Bu konu Elano mu Arda mi sorusunun da cevabi degil mi? Elano EPL'deki seri pas trafigine alismis oldugu icin, seri dusunup seri pas veriyor, ancak takim ayni hizda dusunemedigi icin bu denemeler pas hatasi ile sonuclaniyor.
Ayni durum Baros-Nonda secimi icin de gecerli diye dusunuyorum. Nonda'yi ayaginda top tutuyor diye begeniyorlar. Takimin tumu yavas oldugu icin, oyunu yavaslatan Nonda, Baros'dan daha uyumlu gorunuyor.
Sonuc olarak, eger Arda'nin hizli ve seri oynamayi ogrenmesini istiyor isek, ya Galatasaray'in bu sekilde oynamasini ve Arda'yi bu sekilde oynamaya forse etmesini beklemeliyiz, ya da Arda'nin EPL'de herhangi bir takima transfer olmasini...

u.kaymak dedi ki...

oldum olası ardanın yawaş oyun stilinden iğrenmişimdir zaten aynı zamanda uzaktan şut çekemeyen topcu iyi topcu deılr bencee.

gökhan alpdoğan dedi ki...

Arda daha 20'li yaşların başında bir futbolcu ve daha çok genç.
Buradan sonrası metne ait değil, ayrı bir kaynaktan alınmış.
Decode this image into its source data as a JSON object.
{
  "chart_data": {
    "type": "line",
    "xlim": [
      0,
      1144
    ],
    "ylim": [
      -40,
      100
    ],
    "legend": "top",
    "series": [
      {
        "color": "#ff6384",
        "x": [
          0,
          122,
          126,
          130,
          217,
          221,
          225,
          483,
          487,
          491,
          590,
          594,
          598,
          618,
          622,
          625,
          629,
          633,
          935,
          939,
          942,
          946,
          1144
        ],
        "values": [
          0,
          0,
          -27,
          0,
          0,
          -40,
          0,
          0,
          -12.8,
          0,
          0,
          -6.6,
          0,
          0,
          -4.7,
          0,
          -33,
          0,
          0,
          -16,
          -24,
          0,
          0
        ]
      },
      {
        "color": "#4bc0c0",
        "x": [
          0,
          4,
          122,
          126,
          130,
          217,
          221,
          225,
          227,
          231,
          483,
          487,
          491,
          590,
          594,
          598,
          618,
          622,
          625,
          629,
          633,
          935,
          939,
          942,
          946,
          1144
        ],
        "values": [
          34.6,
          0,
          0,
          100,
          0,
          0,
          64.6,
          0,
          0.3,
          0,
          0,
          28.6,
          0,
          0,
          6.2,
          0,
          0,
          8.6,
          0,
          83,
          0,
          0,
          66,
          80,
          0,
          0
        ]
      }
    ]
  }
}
sahayı enine olarak geçmesi benim de hoşuma gitmiyor ama emin olun ki bu kötü huyunu sadece biz görmüyoruz, rijkaard'da görüyordur ve zamanla verdiği direktiflerle arda'nın bunu aşmasında yardımcı olacaktır.

günümüz futbolunda ben eminim ki arda şimdi serbest bırakılsa birçok büyük avrupa kulübü almak için sıraya girer.
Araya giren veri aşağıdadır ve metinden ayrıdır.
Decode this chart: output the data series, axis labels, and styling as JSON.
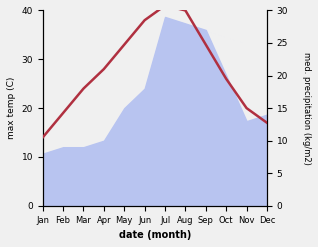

şut çekmeyi maalesef çok yapamıyor ama harry kewell dediğimiz adam bile uzaktan pek şut çekmiyor. son maçlarda dikkat ediyorum vuruşları isabetsiz olabiliyor ama kewell tabiki belli bir yaşını aldı artık.

arda'nın bir futbol izleyicisi olarak ve günümüz futbolunu yakından takip eden birisi olarak antremanlardan sonra aynen zidane gibi bazı antremanları tek başına yapması gerek.

hatırlarsınız van hoijdonk (yanlış yazmış olabilirim) antremanlardan sonra plastik adamlardan baraj kurdurup frikik çalışması yapıyordu ve her 2-3 maçta bir frikikten golü vardı.

daha çok çalışması lazım arda'nın eğer kendisi de bunun farkına varırsa ben barcelona'da oynar diyebiliyorum.

bu arada adsız arkadaşın neden bu kadar sinirlendiğini anlayabiliyorum ama arda türkiye'den başka bir kulübe gitmeyecek, sinirlenmeye gerek yok.